A cidade grande era como uma selva de
pedras e concretos para Norma. Hostilizada por não fazer parte do grupo urbano,
as roupas simples, linguagem monossilábica, olhar triste eram elementos
de escárnios. Ninguém validava o esforço daquela mulher para chegar até
aqueles prédios com bonitas fachadas. Norma levava a sua marmita quase vazia,
fruto da dieta forçada. Ela tinha que conciliar despesas domésticas e livros
por conta daquele sonho. Mas, na sala de aula, Norma não passava de um
número, especial, talvez, porque aquele local não foi feito para ela.
Mas Norma estava ali, contrariando as
estatísticas e as normas locais. Firme, mãos calejadas por conta do cabo da
enxada, pele bronzeada do sol intenso, achava-se dura na queda. Nunca
vivenciara tanta violência. Exclusão não é apenas expulsar, mas invisibilizar o
outro. E Norma naquele espaço não passava disso, uma mulher invisível.
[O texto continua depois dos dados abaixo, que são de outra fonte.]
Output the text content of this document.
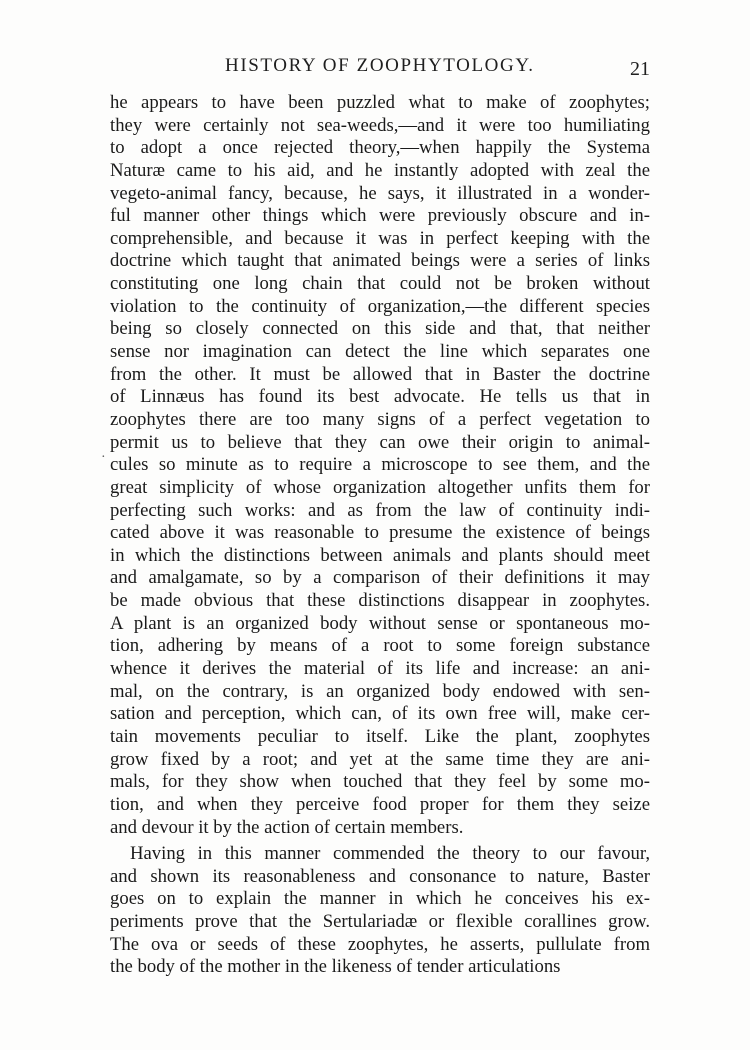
HISTORY OF ZOOPHYTOLOGY.	21
·
he appears to have been puzzled what to make of zoophytes;
they were certainly not sea-weeds,—and it were too humiliating
to adopt a once rejected theory,—when happily the Systema
Naturæ came to his aid, and he instantly adopted with zeal the
vegeto-animal fancy, because, he says, it illustrated in a wonder-
ful manner other things which were previously obscure and in-
comprehensible, and because it was in perfect keeping with the
doctrine which taught that animated beings were a series of links
constituting one long chain that could not be broken without
violation to the continuity of organization,—the different species
being so closely connected on this side and that, that neither
sense nor imagination can detect the line which separates one
from the other. It must be allowed that in Baster the doctrine
of Linnæus has found its best advocate. He tells us that in
zoophytes there are too many signs of a perfect vegetation to
permit us to believe that they can owe their origin to animal-
cules so minute as to require a microscope to see them, and the
great simplicity of whose organization altogether unfits them for
perfecting such works: and as from the law of continuity indi-
cated above it was reasonable to presume the existence of beings
in which the distinctions between animals and plants should meet
and amalgamate, so by a comparison of their definitions it may
be made obvious that these distinctions disappear in zoophytes.
A plant is an organized body without sense or spontaneous mo-
tion, adhering by means of a root to some foreign substance
whence it derives the material of its life and increase: an ani-
mal, on the contrary, is an organized body endowed with sen-
sation and perception, which can, of its own free will, make cer-
tain movements peculiar to itself. Like the plant, zoophytes
grow fixed by a root; and yet at the same time they are ani-
mals, for they show when touched that they feel by some mo-
tion, and when they perceive food proper for them they seize
and devour it by the action of certain members.
Having in this manner commended the theory to our favour,
and shown its reasonableness and consonance to nature, Baster
goes on to explain the manner in which he conceives his ex-
periments prove that the Sertulariadæ or flexible corallines grow.
The ova or seeds of these zoophytes, he asserts, pullulate from
the body of the mother in the likeness of tender articulations
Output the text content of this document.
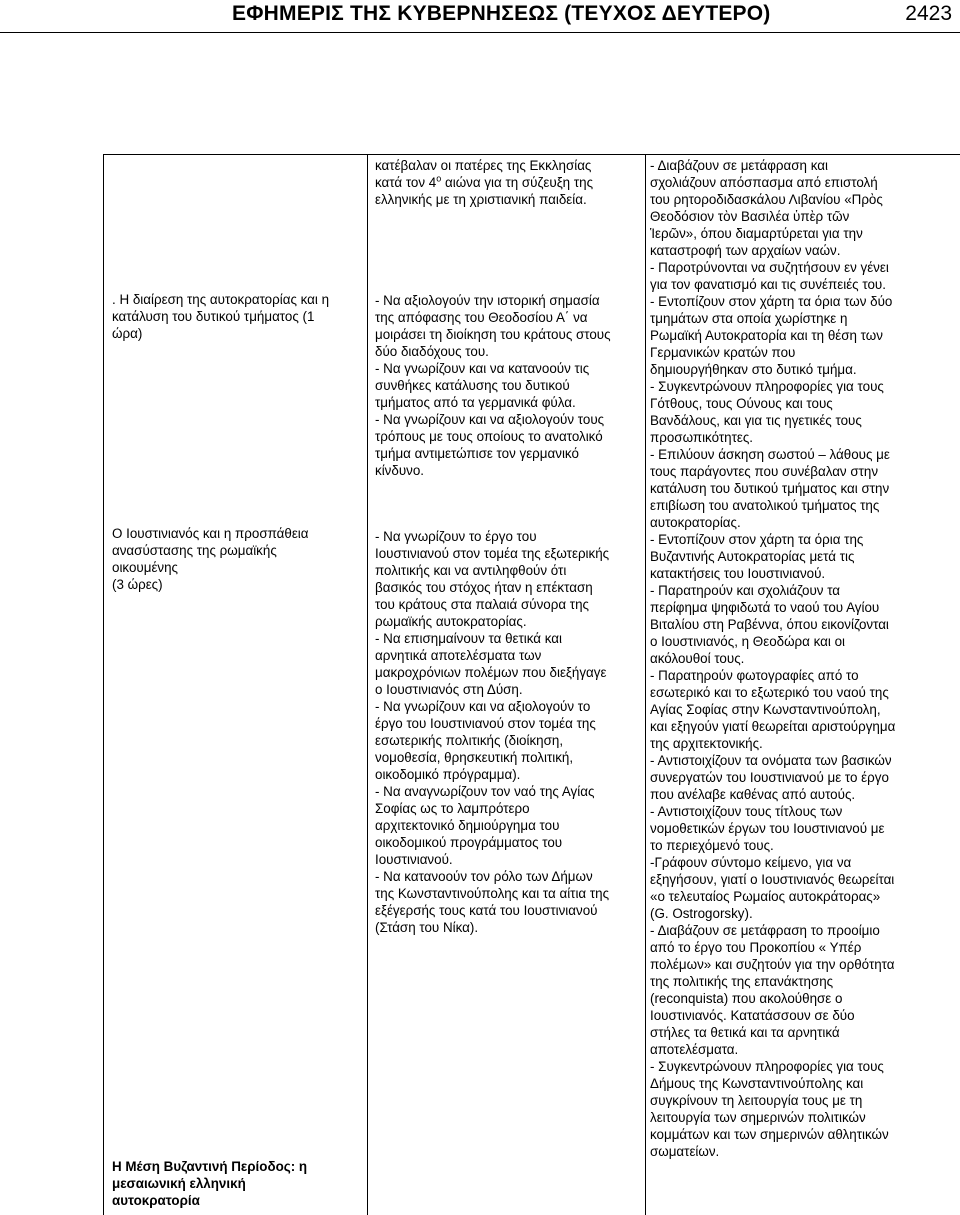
ΕΦΗΜΕΡΙΣ ΤΗΣ ΚΥΒΕΡΝΗΣΕΩΣ (ΤΕΥΧΟΣ ΔΕΥΤΕΡΟ)	2423
. Η διαίρεση της αυτοκρατορίας και η
κατάλυση του δυτικού τμήματος (1
ώρα)
Ο Ιουστινιανός και η προσπάθεια
ανασύστασης της ρωμαϊκής
οικουμένης
(3 ώρες)
Η Μέση Βυζαντινή Περίοδος: η
μεσαιωνική ελληνική
αυτοκρατορία
κατέβαλαν οι πατέρες της Εκκλησίας
κατά τον $4^o$ αιώνα για τη σύζευξη της
ελληνικής με τη χριστιανική παιδεία.
- Να αξιολογούν την ιστορική σημασία
της απόφασης του Θεοδοσίου Α΄ να
μοιράσει τη διοίκηση του κράτους στους
δύο διαδόχους του.
- Να γνωρίζουν και να κατανοούν τις
συνθήκες κατάλυσης του δυτικού
τμήματος από τα γερμανικά φύλα.
- Να γνωρίζουν και να αξιολογούν τους
τρόπους με τους οποίους το ανατολικό
τμήμα αντιμετώπισε τον γερμανικό
κίνδυνο.
- Να γνωρίζουν το έργο του
Ιουστινιανού στον τομέα της εξωτερικής
πολιτικής και να αντιληφθούν ότι
βασικός του στόχος ήταν η επέκταση
του κράτους στα παλαιά σύνορα της
ρωμαϊκής αυτοκρατορίας.
- Να επισημαίνουν τα θετικά και
αρνητικά αποτελέσματα των
μακροχρόνιων πολέμων που διεξήγαγε
ο Ιουστινιανός στη Δύση.
- Να γνωρίζουν και να αξιολογούν το
έργο του Ιουστινιανού στον τομέα της
εσωτερικής πολιτικής (διοίκηση,
νομοθεσία, θρησκευτική πολιτική,
οικοδομικό πρόγραμμα).
- Να αναγνωρίζουν τον ναό της Αγίας
Σοφίας ως το λαμπρότερο
αρχιτεκτονικό δημιούργημα του
οικοδομικού προγράμματος του
Ιουστινιανού.
- Να κατανοούν τον ρόλο των Δήμων
της Κωνσταντινούπολης και τα αίτια της
εξέγερσής τους κατά του Ιουστινιανού
(Στάση του Νίκα).
- Διαβάζουν σε μετάφραση και
σχολιάζουν απόσπασμα από επιστολή
του ρητοροδιδασκάλου Λιβανίου «Πρὸς
Θεοδόσιον τὸν Βασιλέα ὑπὲρ τῶν
Ἱερῶν», όπου διαμαρτύρεται για την
καταστροφή των αρχαίων ναών.
- Παροτρύνονται να συζητήσουν εν γένει
για τον φανατισμό και τις συνέπειές του.
- Εντοπίζουν στον χάρτη τα όρια των δύο
τμημάτων στα οποία χωρίστηκε η
Ρωμαϊκή Αυτοκρατορία και τη θέση των
Γερμανικών κρατών που
δημιουργήθηκαν στο δυτικό τμήμα.
- Συγκεντρώνουν πληροφορίες για τους
Γότθους, τους Ούνους και τους
Βανδάλους, και για τις ηγετικές τους
προσωπικότητες.
- Επιλύουν άσκηση σωστού – λάθους με
τους παράγοντες που συνέβαλαν στην
κατάλυση του δυτικού τμήματος και στην
επιβίωση του ανατολικού τμήματος της
αυτοκρατορίας.
- Εντοπίζουν στον χάρτη τα όρια της
Βυζαντινής Αυτοκρατορίας μετά τις
κατακτήσεις του Ιουστινιανού.
- Παρατηρούν και σχολιάζουν τα
περίφημα ψηφιδωτά το ναού του Αγίου
Βιταλίου στη Ραβέννα, όπου εικονίζονται
ο Ιουστινιανός, η Θεοδώρα και οι
ακόλουθοί τους.
- Παρατηρούν φωτογραφίες από το
εσωτερικό και το εξωτερικό του ναού της
Αγίας Σοφίας στην Κωνσταντινούπολη,
και εξηγούν γιατί θεωρείται αριστούργημα
της αρχιτεκτονικής.
- Αντιστοιχίζουν τα ονόματα των βασικών
συνεργατών του Ιουστινιανού με το έργο
που ανέλαβε καθένας από αυτούς.
- Αντιστοιχίζουν τους τίτλους των
νομοθετικών έργων του Ιουστινιανού με
το περιεχόμενό τους.
-Γράφουν σύντομο κείμενο, για να
εξηγήσουν, γιατί ο Ιουστινιανός θεωρείται
«ο τελευταίος Ρωμαίος αυτοκράτορας»
(G. Ostrogorsky).
- Διαβάζουν σε μετάφραση το προοίμιο
από το έργο του Προκοπίου « Υπέρ
πολέμων» και συζητούν για την ορθότητα
της πολιτικής της επανάκτησης
(reconquista) που ακολούθησε ο
Ιουστινιανός. Κατατάσσουν σε δύο
στήλες τα θετικά και τα αρνητικά
αποτελέσματα.
- Συγκεντρώνουν πληροφορίες για τους
Δήμους της Κωνσταντινούπολης και
συγκρίνουν τη λειτουργία τους με τη
λειτουργία των σημερινών πολιτικών
κομμάτων και των σημερινών αθλητικών
σωματείων.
Toda semana ouvia uma piadinha do
motorista: “_ Ô mulher que dorme fora de casa!” Não respondia,
pois ele não entenderia. Norma era a Macabéa daquele local, tinha a
estranha mania de achar que chegaria a “hora da estrela”.
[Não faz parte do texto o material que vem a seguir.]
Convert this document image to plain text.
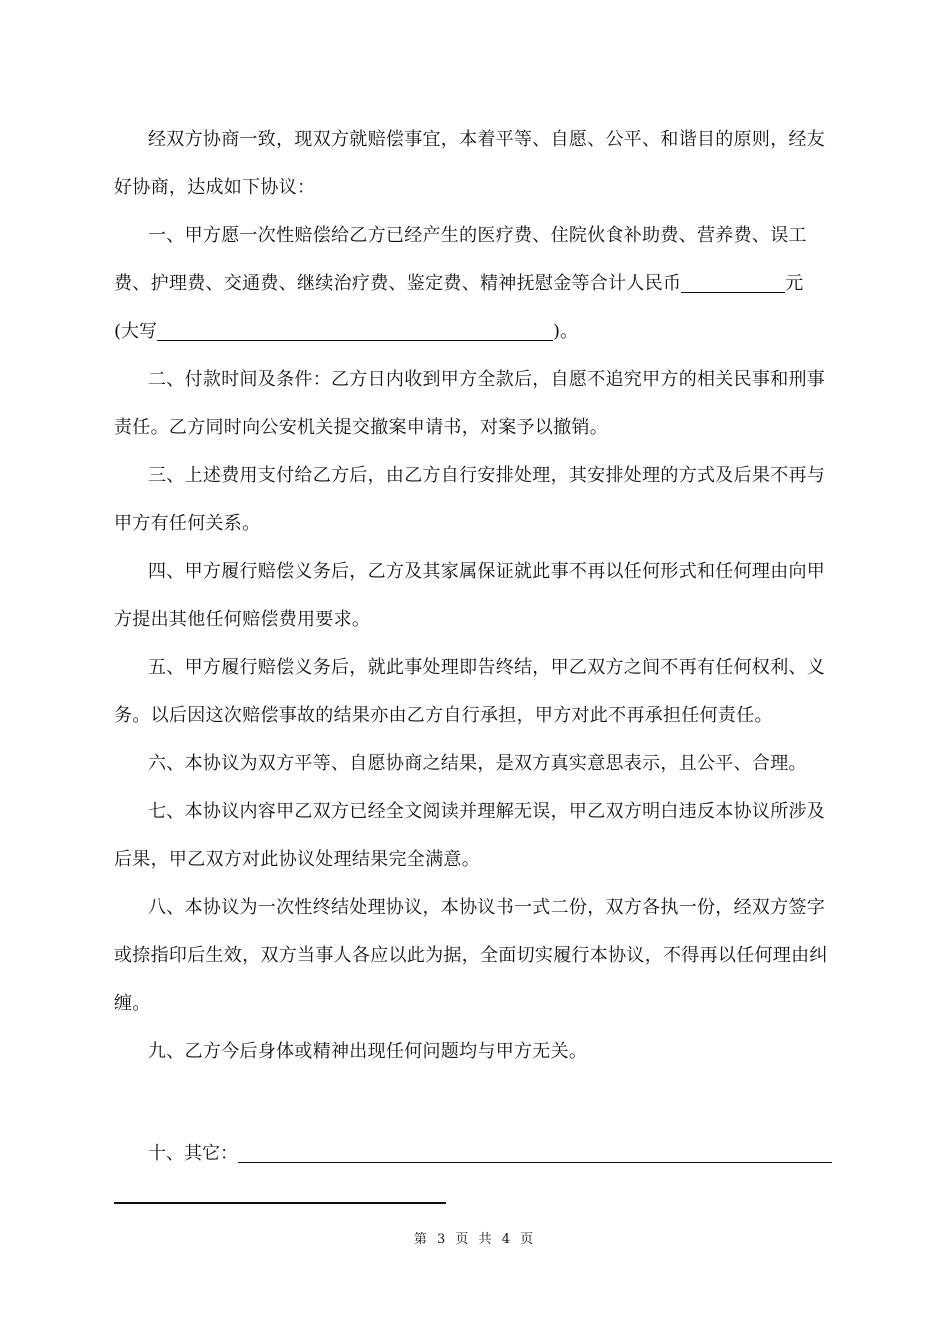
经双方协商一致，现双方就赔偿事宜，本着平等、自愿、公平、和谐目的原则，经友好协商，达成如下协议：
一、甲方愿一次性赔偿给乙方已经产生的医疗费、住院伙食补助费、营养费、误工费、护理费、交通费、继续治疗费、鉴定费、精神抚慰金等合计人民币	元
(大写	)。
二、付款时间及条件：乙方日内收到甲方全款后，自愿不追究甲方的相关民事和刑事责任。乙方同时向公安机关提交撤案申请书，对案予以撤销。
三、上述费用支付给乙方后，由乙方自行安排处理，其安排处理的方式及后果不再与甲方有任何关系。
四、甲方履行赔偿义务后，乙方及其家属保证就此事不再以任何形式和任何理由向甲方提出其他任何赔偿费用要求。
五、甲方履行赔偿义务后，就此事处理即告终结，甲乙双方之间不再有任何权利、义务。以后因这次赔偿事故的结果亦由乙方自行承担，甲方对此不再承担任何责任。
六、本协议为双方平等、自愿协商之结果，是双方真实意思表示，且公平、合理。
七、本协议内容甲乙双方已经全文阅读并理解无误，甲乙双方明白违反本协议所涉及后果，甲乙双方对此协议处理结果完全满意。
八、本协议为一次性终结处理协议，本协议书一式二份，双方各执一份，经双方签字或捺指印后生效，双方当事人各应以此为据，全面切实履行本协议，不得再以任何理由纠缠。
九、乙方今后身体或精神出现任何问题均与甲方无关。
十、其它：
第 3 页 共 4 页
Norma enfrentava os problemas mais
difíceis para conseguir o seu diploma, a sua vaga. Era uma prova de
resistência... a cada dia subia alguns degraus, mas era obrigada a descer
tantos outros para cuidar do pai da sua filha que retornou muito doente,
a filha que segue o exemplo da mãe, engravida na adolescência, e para
completar, lidar com a discriminação dos seus colegas mais jovens e
apadrinhados. Entre as visitas na UTI e livros havia uma Norma. Entre as
teorias e a prática, também estava Norma. Entre a sabedoria e a ignorância,
Norma! Mesmo dominando o conteúdo, era sempre a ignorante.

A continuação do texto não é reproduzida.